WE CAN all rest easy now. Kate Middleton is out of the hospital, back in fashion clothes, and ready to comfortably incubate an heir to the British throne.
I’ve heard a lot of sympathy for the pregnant duchess, who will now have to contend with strangers dissecting her diet, monitoring her weight, and wondering if she’ll buy cloth diapers. But this week, I felt more sorry for Prince Harry.
Thanks to nifty new rules that allow a firstborn girl to be queen, this baby will inevitably bump Harry down the line of succession. If Kate has twins, the one who comes out first will, by a matter of luck and minutes, be the heir. Perhaps the secondborn won’t miss being a figurehead monarch; it doesn’t seem like a joyride of a job. Still, the frenzy over the royal fetus shows how much weight we still place on the order of things.
Once, birth order had a measurable effect on people’s lives, determining who inherited the estate and who was shuffled toward the priesthood (and heaven forbid you were born a girl). Even after laws of primogeniture largely disappeared, birth order has been part of the ongoing quest to explain each other’s behavior, to fit complex human dynamics into a storyline that feels right: that older children, accustomed to rapt attention from their parents, are likely to be conservative; that younger kids, habitually ignored, turn more mischievous and creative.

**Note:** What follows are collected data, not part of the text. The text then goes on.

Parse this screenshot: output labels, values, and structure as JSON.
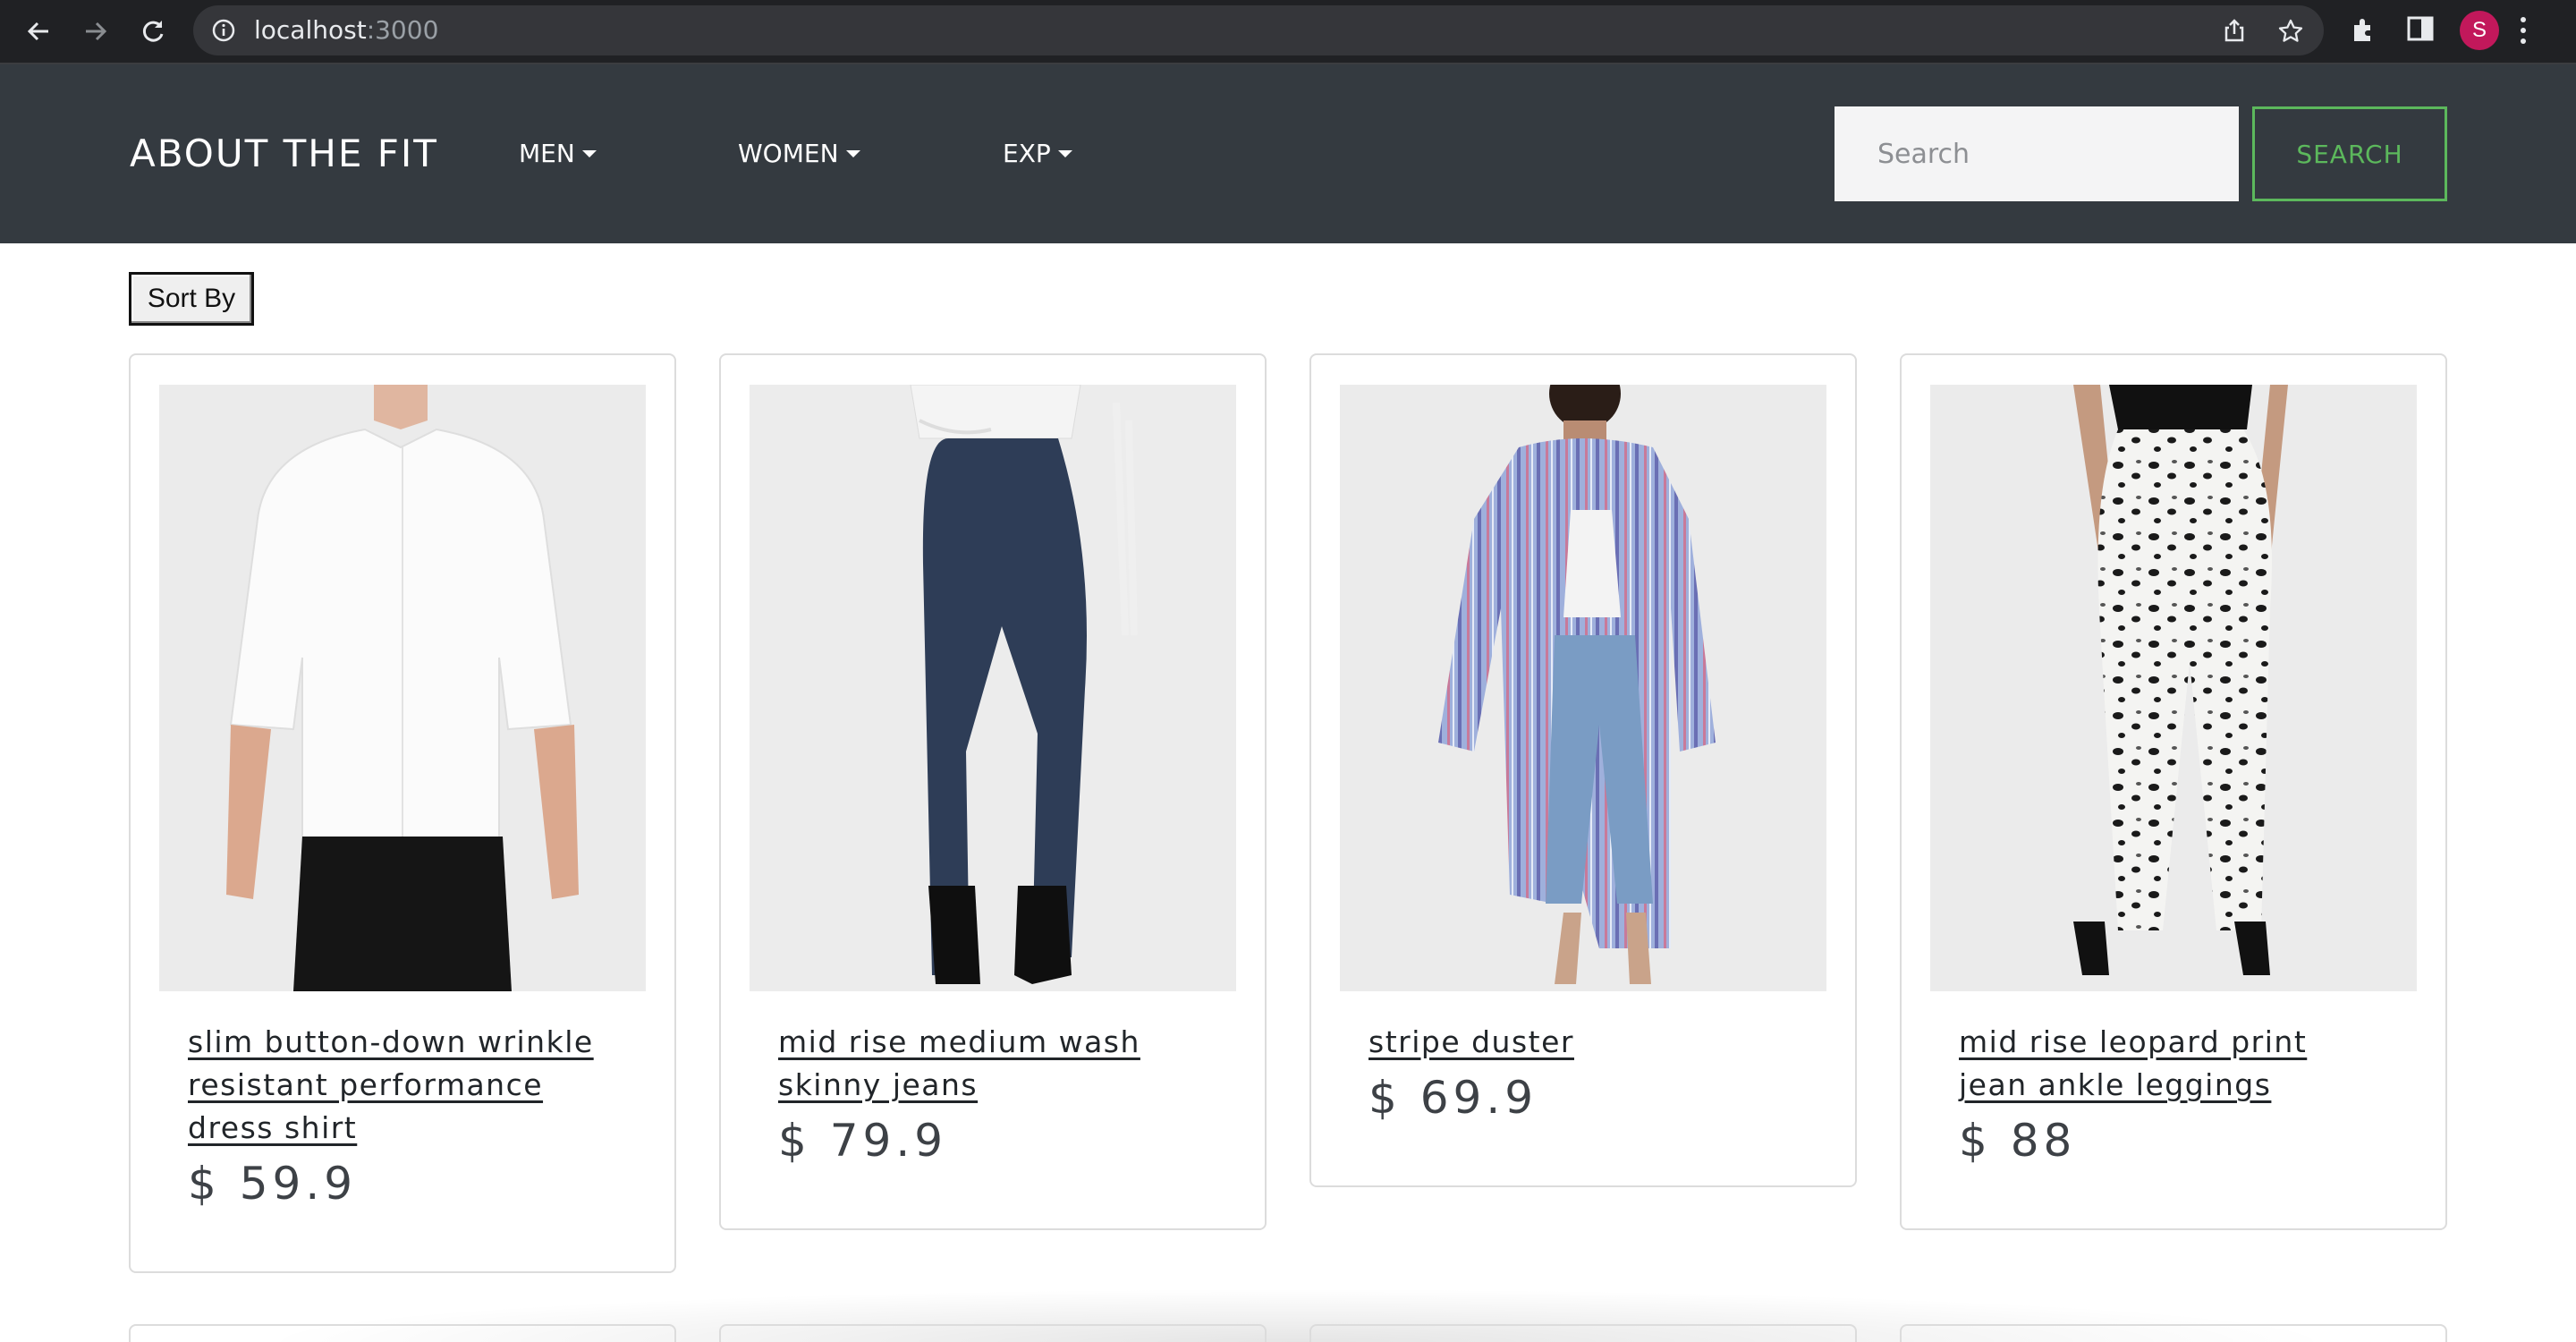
{
  "browser": {
    "url_host": "localhost",
    "url_port": ":3000",
    "profile_initial": "S",
    "icons": [
      "back-icon",
      "forward-icon",
      "reload-icon",
      "info-icon",
      "share-icon",
      "star-icon",
      "extensions-icon",
      "side-panel-icon",
      "menu-icon"
    ]
  },
  "navbar": {
    "brand": "ABOUT THE FIT",
    "menus": [
      {
        "label": "MEN"
      },
      {
        "label": "WOMEN"
      },
      {
        "label": "EXP"
      }
    ],
    "search_placeholder": "Search",
    "search_button": "SEARCH"
  },
  "sort_button": "Sort By",
  "products": [
    {
      "title": "slim button-down wrinkle resistant performance dress shirt",
      "price": "$ 59.9"
    },
    {
      "title": "mid rise medium wash skinny jeans",
      "price": "$ 79.9"
    },
    {
      "title": "stripe duster",
      "price": "$ 69.9"
    },
    {
      "title": "mid rise leopard print jean ankle leggings",
      "price": "$ 88"
    }
  ],
  "colors": {
    "navbar_bg": "#343a40",
    "accent_green": "#5cb85c",
    "chrome_bg": "#202124"
  }
}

For psychologists, birth order seems an ideal way to measure nature against nurture, said Joshua Hartshorne, a postdoctoral fellow at MIT, who grew interested in the subject when he realized that he, his wife, and most of their friends were all firstborn. The British psychologist and eugenicist Sir Francis Galton wrote a book on the subject in the 1880s, intrigued that the scientists of his day were largely firstborn sons. The book “Born to Rebel,” published in 1997, declares that birth order affected human history: Thomas Jefferson, Karl Marx, and Fidel Castro were all rebellious younger brothers.
In a study published in 2009, Hartshorne found that birth order has a small but measurable effect on whom we choose as spouses and friends — perhaps because people bond over shared experiences growing up. He also learned that if you put a birth-order-related questionnaire on the Internet, more firstborns tend to answer. But when he reviewed the broader studies about birth order and personality, Hartshorne found many built-in flaws, and scant evidence that birth order affects people’s relationship to the outside world.
Some failed to account for the fact that richer people tend to have fewer kids, so that being a middle child makes you statistically more likely to be poor. An influential study from Norway, which found higher IQs among older siblings, didn’t correct for the fact that IQ tests have grown harder over time.
“It’s been very, very hard to show that, in fact, birth order matters,” Hartshorne told me.
And yet, just as we cling to superstition, we find birth order theories hard to resist. The royals seem a perfect example: William is the upstanding older child, who found a responsible wife. Prince Harry, the younger son, cavorts nude, and in a Nazi suit.
That's what celebrities exist for, after all: to test our theories of psychology and determinism, give us stories to compare with our own lives. (Is Lindsay Lohan a bad seed, or a child star fulfilling her destiny?) For Americans, the royals are particularly fun: a parable of social mobility, played out by wealthy people in a fishbowl, living by rules that we think don’t apply to us.
We’re all enraptured by the notion of a commoner, now poised to give birth to a future king or queen. But we forget that Kate’s life has followed the same track that often governs people’s futures in America. She was born to a family that could afford to send her to posh private school, and then St. Andrews — where she, the eldest child, had the chance to meet a firstborn prince.
Unless you live by royal rules of succession, nothing is set in stone. But luck and money still can make a life.